Create a detailed experimental plan for your final project. Include a timeline for each part (minimum 15 lines/sentences).

  • Include specific methods, tools, and technologies for each part of the project and analysis.
  • Describe expected results for each experiment.
  • Include figures if possible to show workflows.
  • Reminder: All HTGAA projects must include some DNA design!

Techniques Checklist

☐ Pipetting
☐ Lab Safety
☐ Bioproduction
☐ Registry of Standard Biological Parts
☐ Chassis Selection (e.g., DH5alpha)
☒ Bioethical Considerations
☐ Plasmid Preparation
☐ Bacterial Culturing
☐ Quality Control/Analysis
☐ Bacterial Processing (Centrifugation, Lysis, DNA Purification)
☐ DNA Construct Design
☐ Restriction Enzyme Digestion
☐ Gel Electrophoresis
☐ DNA Purification From Gel
☐ Cell-Free Systems
☐ Freeze-Dried Cell-Free Systems
☐ Databases (GenBank, NCBI, Ensembl, UCSC Genome Browser)
☐ miniPCR Tools
☐ Protein Purification

Lab Automation

☐ Creating Code for Laboratory Automation
☐ Using Liquid Handling Robots (e.g., Opentrons)
☐ Designing a Twist Order
☐ Creating a plan to use the Autonomous Lab at Ginkgo Bioworks

CRISPR

☐ CRISPR/Cas9
☐ Designing Prime Editing gRNA

Protein Design

☐ Protein Design
☐ Use of Boltz or PepMLM
☐ Use of Asimov Kernel
☐ Use of Benchling
☐ Models and Notebooks
☐ Databases

  1. Expand upon two techniques you checked above (minimum four sentences).
  2. Identify any HTGAA Industry Council companies associated with your project (optional):
    • Addgene
    • Epibone
    • Ginkgo Bioworks
    • Helix Nano
    • Millipore Sigma
    • BioFabricate
    • Biome Consortia
    • Bolt
    • Boltz.bio
    • Cultivarium
    • DeepCure
    • Mycoworks
    • New England Biolabs
    • Opentrons
    • SecureDNA
    • Takeda Pharmaceuticals
    • Thermo Fisher Scientific
    • Transfyr.ai
    • Twist Biosciences
    • Upside Foods
    • Waters Corporation

SECTION 5: RESULTS & QUANTITATIVE EXPECTATIONS

You are required to validate at least one aspect of your final project aims.

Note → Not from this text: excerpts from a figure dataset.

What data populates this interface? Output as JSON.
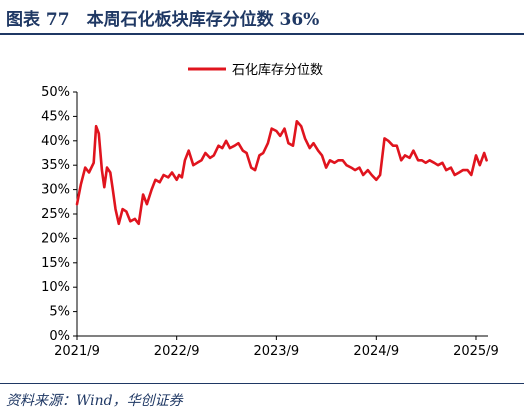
{
  "header": {
    "title": "图表 77　本周石化板块库存分位数 36%"
  },
  "footer": {
    "source": "资料来源：Wind，华创证券"
  },
  "colors": {
    "series": "#e0141e",
    "header": "#1f3864"
  },
  "chart_data": {
    "type": "line",
    "title": "",
    "xlabel": "",
    "ylabel": "",
    "ylim": [
      0,
      0.5
    ],
    "y_ticks": [
      0,
      0.05,
      0.1,
      0.15,
      0.2,
      0.25,
      0.3,
      0.35,
      0.4,
      0.45,
      0.5
    ],
    "y_tick_labels": [
      "0%",
      "5%",
      "10%",
      "15%",
      "20%",
      "25%",
      "30%",
      "35%",
      "40%",
      "45%",
      "50%"
    ],
    "x_range": [
      "2021-09-01",
      "2025-10-15"
    ],
    "x_ticks": [
      "2021-09-01",
      "2022-09-01",
      "2023-09-01",
      "2024-09-01",
      "2025-09-01"
    ],
    "x_tick_labels": [
      "2021/9",
      "2022/9",
      "2023/9",
      "2024/9",
      "2025/9"
    ],
    "legend": {
      "position": "top-center"
    },
    "grid": false,
    "series": [
      {
        "name": "石化库存分位数",
        "x": [
          "2021-09-01",
          "2021-09-15",
          "2021-10-01",
          "2021-10-15",
          "2021-11-01",
          "2021-11-10",
          "2021-11-20",
          "2021-12-01",
          "2021-12-10",
          "2021-12-20",
          "2022-01-01",
          "2022-01-10",
          "2022-01-20",
          "2022-02-01",
          "2022-02-15",
          "2022-03-01",
          "2022-03-15",
          "2022-04-01",
          "2022-04-15",
          "2022-05-01",
          "2022-05-15",
          "2022-06-01",
          "2022-06-15",
          "2022-07-01",
          "2022-07-15",
          "2022-08-01",
          "2022-08-15",
          "2022-09-01",
          "2022-09-10",
          "2022-09-20",
          "2022-10-01",
          "2022-10-15",
          "2022-11-01",
          "2022-11-15",
          "2022-12-01",
          "2022-12-15",
          "2023-01-01",
          "2023-01-15",
          "2023-02-01",
          "2023-02-15",
          "2023-03-01",
          "2023-03-15",
          "2023-04-01",
          "2023-04-15",
          "2023-05-01",
          "2023-05-15",
          "2023-06-01",
          "2023-06-15",
          "2023-07-01",
          "2023-07-15",
          "2023-08-01",
          "2023-08-15",
          "2023-09-01",
          "2023-09-15",
          "2023-10-01",
          "2023-10-15",
          "2023-11-01",
          "2023-11-15",
          "2023-12-01",
          "2023-12-15",
          "2024-01-01",
          "2024-01-15",
          "2024-02-01",
          "2024-02-15",
          "2024-03-01",
          "2024-03-15",
          "2024-04-01",
          "2024-04-15",
          "2024-05-01",
          "2024-05-15",
          "2024-06-01",
          "2024-06-15",
          "2024-07-01",
          "2024-07-15",
          "2024-08-01",
          "2024-08-15",
          "2024-09-01",
          "2024-09-15",
          "2024-10-01",
          "2024-10-15",
          "2024-11-01",
          "2024-11-15",
          "2024-12-01",
          "2024-12-15",
          "2025-01-01",
          "2025-01-15",
          "2025-02-01",
          "2025-02-15",
          "2025-03-01",
          "2025-03-15",
          "2025-04-01",
          "2025-04-15",
          "2025-05-01",
          "2025-05-15",
          "2025-06-01",
          "2025-06-15",
          "2025-07-01",
          "2025-07-15",
          "2025-08-01",
          "2025-08-15",
          "2025-09-01",
          "2025-09-15",
          "2025-10-01",
          "2025-10-10"
        ],
        "y": [
          0.27,
          0.31,
          0.345,
          0.335,
          0.355,
          0.43,
          0.415,
          0.34,
          0.305,
          0.345,
          0.335,
          0.3,
          0.26,
          0.23,
          0.26,
          0.255,
          0.235,
          0.24,
          0.23,
          0.29,
          0.27,
          0.3,
          0.32,
          0.315,
          0.33,
          0.325,
          0.335,
          0.32,
          0.33,
          0.325,
          0.36,
          0.38,
          0.35,
          0.355,
          0.36,
          0.375,
          0.365,
          0.37,
          0.39,
          0.385,
          0.4,
          0.385,
          0.39,
          0.395,
          0.38,
          0.375,
          0.345,
          0.34,
          0.37,
          0.375,
          0.395,
          0.425,
          0.42,
          0.41,
          0.425,
          0.395,
          0.39,
          0.44,
          0.43,
          0.405,
          0.385,
          0.395,
          0.38,
          0.37,
          0.345,
          0.36,
          0.355,
          0.36,
          0.36,
          0.35,
          0.345,
          0.34,
          0.345,
          0.33,
          0.34,
          0.33,
          0.32,
          0.33,
          0.405,
          0.4,
          0.39,
          0.39,
          0.36,
          0.37,
          0.365,
          0.38,
          0.36,
          0.36,
          0.355,
          0.36,
          0.355,
          0.35,
          0.355,
          0.34,
          0.345,
          0.33,
          0.335,
          0.34,
          0.34,
          0.33,
          0.37,
          0.35,
          0.375,
          0.36
        ]
      }
    ]
  }
}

Acceptable validations include:

  • Designing DNA relevant to your project
  • Performing PCR or Gibson assembly
  • Creating and performing a cell-free assay
  • Running code or computational analysis
  • Designing and testing DNA constructs via Twist
  1. What aspect of your project did you choose to validate?
  2. Write a detailed protocol of how you validated it.
  3. What synthetic biology techniques did you use?
  4. Present data and analysis (experimental or simulated).
  5. Describe challenges, limitations, and alternative strategies.

SECTION 6: ADDITIONAL INFORMATION

  • List all references cited (bullet list).
  • Create a supply list and budget for your project (bullet list).
    • Supplies, equipment, and budget needed.